Although, as a Nigerian man, he was raised watching his mom cook, clean and handle the kids while his father worked, Okoye says nowadays, things have to be different and there needs to be a balance. So while Horne takes Mason one night, he cares for him the next so the work of raising a child is truly shared.
“We’re not focusing solely on this is your role every single day. It’s like, okay, some days you might be 50% or 75, let me pick up the other 20 or 50%. So I think that’s a really big thing and a lesson that we’ve learned, and we’ve really just been doing it honestly as it comes and doing it naturally. But we also have set expectations for each other so we can hold each other accountable when we don’t meet that,” he says.

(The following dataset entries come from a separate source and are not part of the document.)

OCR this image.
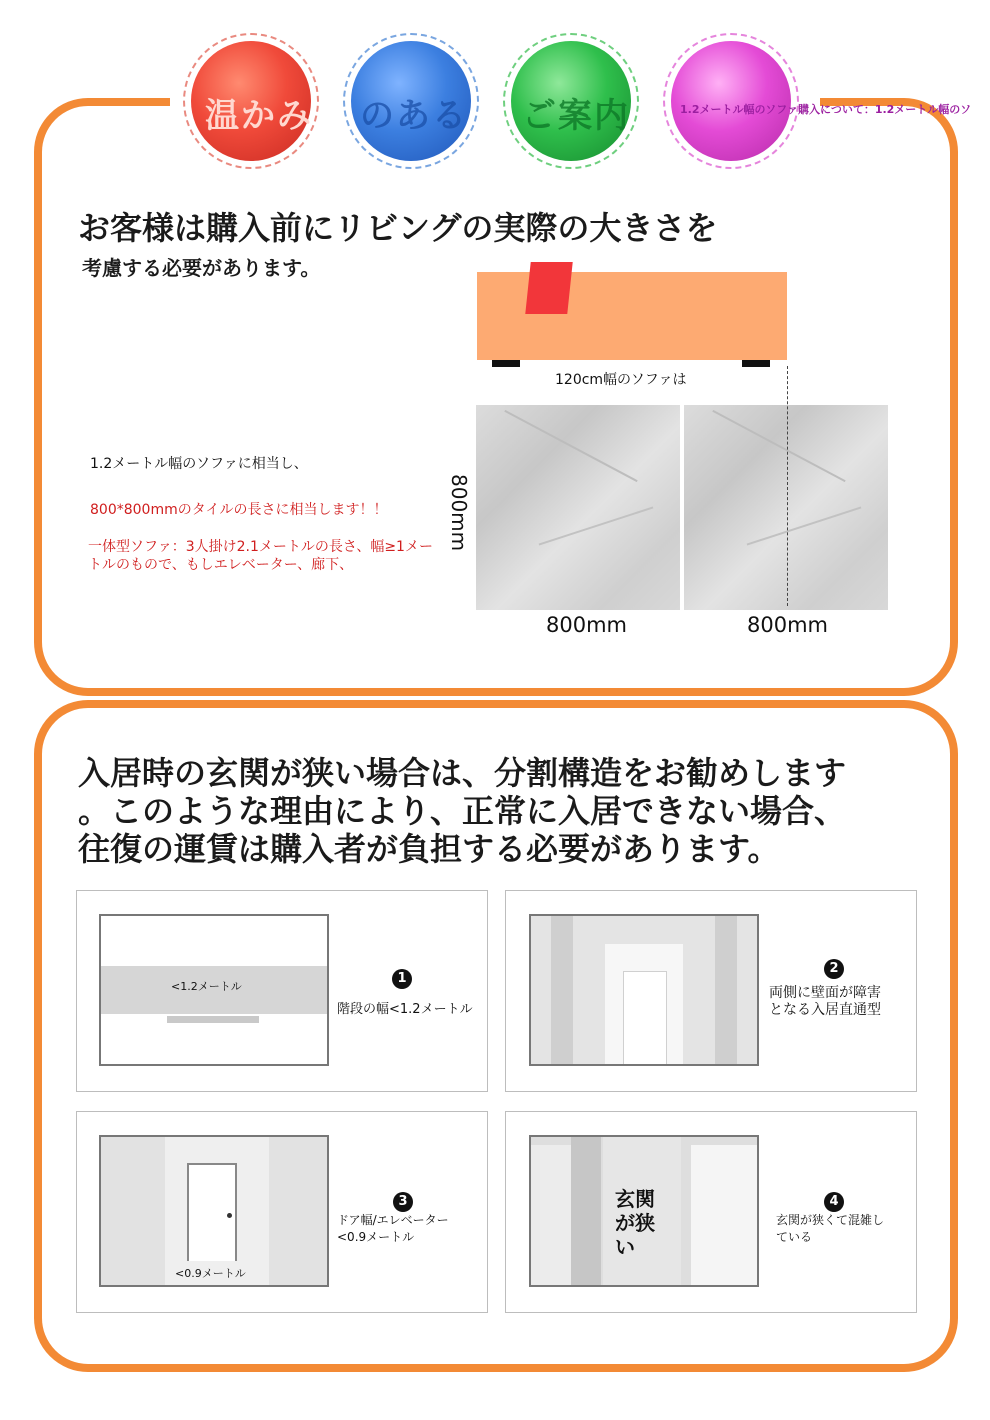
温かみ のある ご案内	1.2メートル幅のソファ購入について：1.2メートル幅のソ
お客様は購入前にリビングの実際の大きさを
考慮する必要があります。
120cm幅のソファは
800mm
800mm	800mm
1.2メートル幅のソファに相当し、
800*800mmのタイルの長さに相当します！！
一体型ソファ：3人掛け2.1メートルの長さ、幅≥1メートルのもので、もしエレベーター、廊下、
入居時の玄関が狭い場合は、分割構造をお勧めします
。このような理由により、正常に入居できない場合、
往復の運賃は購入者が負担する必要があります。
<1.2メートル
1
階段の幅<1.2メートル
2
両側に壁面が障害となる入居直通型
<0.9メートル
3
ドア幅/エレベーター<0.9メートル
玄関が狭い
4
玄関が狭くて混雑している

They work as a team for the betterment of their daughter, and their son, Mason Obinna Okoye. Obinna mean’s “father’s heart” in the Igbo language by the way, and that was a name picked by Lisa.
As they settle into being a family of four, they share that they wouldn’t be against doing reality TV again if there was an opportunity to do something family focused. But when it comes to another experience like they had on The Ultimatum, they’re both in agreement: they would “never do anything like that again.”
According to Horne, “It was intense. There were challenges people didn’t get to see, which obviously didn’t sit well for someone that was already high stress coming in.”
“It took a toll on you,” he adds.
But thankfully, going through that experience has been to the benefit of both the couple and their family as a whole.
“It was really stressful just hearing the comments and hearing things that weren’t true and things like that. But you just have to take it with a grain of salt because regardless, that is what’s filmed. That’s what’s out there. Those were the actions displayed,” says Horne. “But after everything, having to go through it with the person that you love and having that support has been pretty amazing, because even that in itself made us even more stronger because you have someone who is like, ‘Look, it doesn’t matter what people say, it doesn’t matter whether good or bad, it doesn’t matter their opinion because this is our family. This is what we’re protecting. This is what we have prayed for.'”
“I think that being that me and Lisa are on the same page, and that we are happy where we are and where we’re going, it gives you peace of mind versus listening to the outside noise or listening to what the media is saying or what people on social media are saying, because that stuff can really get into your head,” Okoye adds. “But us being able to dial it back and just focus on our family first and be normal people, which we truly are, that really gives us peace of mind and allows us to just grow as people and as partners.”